Church Expansion

For many Christians, the end of the second chapter of the book of Acts is the pinnacle of the faith community: believers share their possessions, they meet regularly for meals and Bible study, and God adds to their number daily.  It is a remarkable and God-glorifying moment in the history of the church.  One must be careful, though, because the kind of communal life we seek may differ greatly from that which our God wills for us.

It is a temptation to turn church into a place of relational comfort.  As the line from the sitcom, "Cheers," goes, we all desire a place "where everybody knows you name, and they're always glad you came."  That "third place" in our lives - besides home and work - where we are among others like us and can truly be ourselves: for some it is a bar, for others a softball league, and for Christians it is often church.

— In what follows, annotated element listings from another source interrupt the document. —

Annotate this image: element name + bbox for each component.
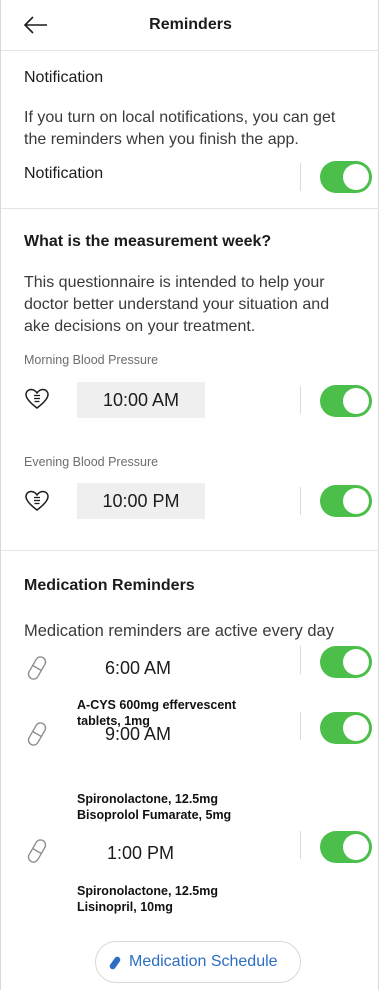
evening-bp-toggle[interactable]	[320, 485, 372, 517]
separator	[300, 487, 301, 515]
nav-bar: Reminders	[1, 0, 379, 51]
pill-icon	[27, 656, 47, 680]
notification-section-title: Notification	[24, 69, 104, 86]
section-divider	[1, 208, 379, 209]
pill-icon	[27, 722, 47, 746]
separator	[300, 712, 301, 740]
notification-description: If you turn on local notifications, you …	[24, 109, 336, 148]
med-time[interactable]: 6:00 AM	[105, 658, 171, 679]
medication-schedule-label: Medication Schedule	[129, 953, 278, 970]
morning-bp-time[interactable]: 10:00 AM	[77, 382, 205, 418]
measurement-section-title: What is the measurement week?	[24, 233, 272, 250]
separator	[300, 386, 301, 414]
med-reminder-toggle[interactable]	[320, 712, 372, 744]
medication-schedule-button[interactable]: Medication Schedule	[95, 941, 301, 983]
screen: Reminders Notification If you turn on lo…	[0, 0, 379, 990]
heart-icon	[25, 388, 49, 409]
med-reminder-toggle[interactable]	[320, 831, 372, 863]
pill-icon	[27, 839, 47, 863]
heart-icon	[25, 490, 49, 511]
pill-icon	[109, 956, 121, 970]
morning-bp-toggle[interactable]	[320, 385, 372, 417]
notification-toggle-label: Notification	[24, 165, 104, 182]
evening-bp-label: Evening Blood Pressure	[24, 455, 159, 469]
medication-description: Medication reminders are active every da…	[24, 622, 334, 640]
section-divider	[1, 550, 379, 551]
separator	[300, 646, 301, 674]
med-name: Spironolactone, 12.5mg Lisinopril, 10mg	[77, 884, 219, 914]
med-time[interactable]: 9:00 AM	[105, 724, 171, 745]
med-time[interactable]: 1:00 PM	[107, 843, 174, 864]
med-name: Spironolactone, 12.5mg Bisoprolol Fumara…	[77, 792, 232, 822]
evening-bp-time[interactable]: 10:00 PM	[77, 483, 205, 519]
separator	[300, 831, 301, 859]
morning-bp-label: Morning Blood Pressure	[24, 353, 159, 367]
notification-toggle[interactable]	[320, 161, 372, 193]
page-title: Reminders	[149, 16, 232, 33]
med-reminder-toggle[interactable]	[320, 646, 372, 678]
measurement-description: This questionnaire is intended to help y…	[24, 274, 330, 335]
separator	[300, 163, 301, 191]
medication-section-title: Medication Reminders	[24, 577, 195, 594]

There is nothing inherently wrong with being part of a congregation where you feel comfortable with your fellow congregants.  One of the greatest blessings on this side of glory is the meaningful friendships you can experience with other believers.  But church is meant to be so much more than a social club in which everyone is nice to one another and adheres to the same worldview.  And, ominously, when it devolves into just that, not only do we miss out, but we atrophy the core purpose of the church's very existence.

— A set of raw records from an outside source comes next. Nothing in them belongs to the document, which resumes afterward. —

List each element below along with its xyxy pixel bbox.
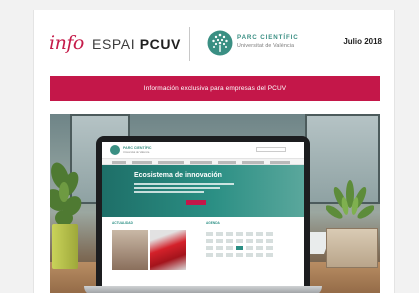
logo-pcuv-word: PCUV bbox=[139, 36, 181, 52]
hero-photo[interactable]: PARC CIENTÍFIC Universitat de València E… bbox=[50, 114, 380, 293]
mini-parc-logo-icon bbox=[110, 145, 120, 155]
mini-hero-button bbox=[186, 200, 206, 205]
header-divider bbox=[189, 27, 190, 61]
mini-news-heading: ACTUALIDAD bbox=[112, 221, 133, 225]
laptop-base bbox=[84, 286, 322, 293]
info-logo-text: info bbox=[49, 32, 84, 54]
mini-hero-text-line bbox=[134, 191, 204, 193]
mini-hero-text-line bbox=[134, 187, 220, 189]
exclusive-info-banner[interactable]: Información exclusiva para empresas del … bbox=[50, 76, 380, 101]
mini-site-header: PARC CIENTÍFIC Universitat de València bbox=[102, 142, 304, 158]
newsletter-page: info ESPAI PCUV PARC CIENTÍFIC Universit… bbox=[33, 10, 395, 293]
mini-hero-title: Ecosistema de innovación bbox=[134, 172, 222, 179]
parc-cientific-tree-icon bbox=[207, 30, 233, 56]
espai-pcuv-logo: ESPAI PCUV bbox=[92, 36, 181, 52]
banner-text: Información exclusiva para empresas del … bbox=[143, 85, 287, 92]
logo-espai-word: ESPAI bbox=[92, 36, 136, 52]
mini-news-photo bbox=[112, 230, 148, 270]
potted-plant-right bbox=[326, 180, 374, 219]
plant-pot-left bbox=[52, 224, 78, 269]
mini-agenda-calendar bbox=[206, 228, 286, 272]
mini-news-photo bbox=[150, 230, 186, 270]
parc-subtitle: Universitat de València bbox=[237, 43, 295, 49]
laptop-screen: PARC CIENTÍFIC Universitat de València E… bbox=[102, 142, 304, 288]
parc-title: PARC CIENTÍFIC bbox=[237, 34, 299, 41]
mini-site-brand-sub: Universitat de València bbox=[123, 151, 150, 154]
mini-agenda-heading: AGENDA bbox=[206, 221, 220, 225]
newsletter-header: info ESPAI PCUV PARC CIENTÍFIC Universit… bbox=[34, 10, 394, 74]
issue-date: Julio 2018 bbox=[343, 37, 382, 46]
mini-search-box bbox=[256, 147, 286, 152]
mini-site-nav bbox=[102, 158, 304, 165]
mini-hero-text-line bbox=[134, 183, 234, 185]
mini-site-brand: PARC CIENTÍFIC bbox=[123, 146, 152, 150]
laptop: PARC CIENTÍFIC Universitat de València E… bbox=[96, 136, 310, 288]
wooden-planter-box bbox=[326, 228, 378, 268]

Consider the context of that great description of church community in the book of Acts.  Jesus has risen, only to depart again, but not before charging to his followers that they will be his witnesses throughout the city (Jerusalem), into the outlying suburbs (Judea), and to the ends of the earth (all the parts that touch the Mediterranean Sea, and even beyond).

But it does not appear that any of those who directly heard this exhortation ever left Jerusalem.  They didn't have to, to indirectly fulfill Jesus' commands, as the whole world came to them for Pentecost.  It was there that the Holy Spirit fell on those gathered from all over, from different languages and nations, and the church was born. The rest of the book of Acts records the outward spreading of God's word, God ever expanding His people's notion of who was "inside the tent":

Chapter 6: Greek-speaking Jews are brought into meaningful servant leadership, and those who begin their careers doing what many of us would consider menial labor (serving food to widows) end up being among the church's most prominent leaders (Stephen, Philip).

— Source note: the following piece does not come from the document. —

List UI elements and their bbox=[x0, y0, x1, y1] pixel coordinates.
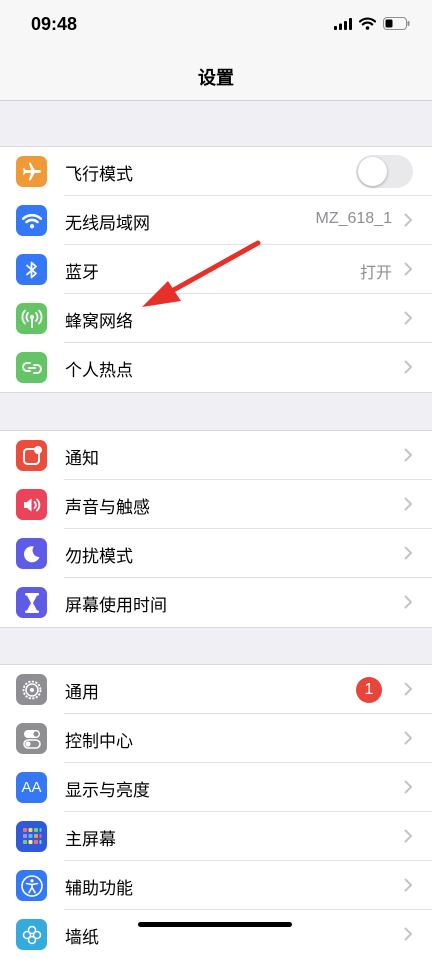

Chapter 7: Stephen rebukes the established religious leaders in a fiery sermon, proclaiming that their rejection of God has opened the door for outsiders to believe, and is stoned for his words.

Chapter 8: A mighty persecution impels believers outward (8:1 is the fulfillment of 1:8!), and the good news reaches Samaria (Samaritans were scorned by Jews) and an Ethiopian eunuch (doubly unconventional).

Chapter 9: Saul, persecutor of Christians, is brought into the fold through a miraculous conversion.

Chapter 10-11: Peter has a dream that convinces him that Gentiles too can be part of the family of believers.

Chapter 12-13: Antioch is ground zero for this burgeoning movement, and the five-person leadership represents three continents (Asia, Africa, and Europe).

Chapter14-15: The early believers wrestle through how the practices of the faith can be simultaneously true to their Jewish origin and accessible to Gentiles.

Chapter 16-28: Various missionary journeys throughout the Mediterranean Sea region.

Do you detect a pattern?  Everywhere you turn, God is expanding our definition of who's in.  As much as we try to close ranks for the sake of comfort and familiarity, God pushes us outward.  We are ever wishing to curate our communities into places in which everyone knows everyone, we can settle nicely into familiar routines, and we can agree on common terminology.  God is ever jostling us to be more inclusive of new people we would not otherwise think to associate with, and to stretch ourselves to accommodate the newness rather than asking everyone to conform to our limited understanding of God.

Of course I am not speaking of compromising our core beliefs.  But think about your own church's congregational life.  How many defining characteristics are truly about essential theological tenets?  Isn't what makes up your church "home" more about things like worship style, coffee hour, and interior decoration - things that are much more able to be adapted over time as the composition of your congregation evolves?

It is human nature to surround ourselves with people like ourselves, to expend great effort to build places of comfort for ourselves.  This is even more true in the busy, diverse urban settings many of us live in: after a long week of hustle and bustle, stretching to understand and work with people very different from us, and being assaulted by so many contrary worldviews, how refreshing it is to have a place where we can settle in with others like us, right?  With so much change, tumult, and stress in our lives, isn't it natural to try to avoid the upheaval of learning new songs and singing styles, having to get to know so many new people week after week, or letting go of cherished ways of celebrating certain sacraments for new practices?

But God has bigger plans for His church.  In the book of Acts, He uses a massive persecution to scatter His people and spread His Word, He gives Peter a dream to persuade Him that Gentiles can be part of the flock, and He populates His leadership teams with sufficient geographic diversity that all perspectives are represented.  What does He need to do in your church to make sure you're not settling into a comfort zone that may feel good to you but is less than what He wants for you, for your church, and for the advancement of His Word throughout a world that is need of it?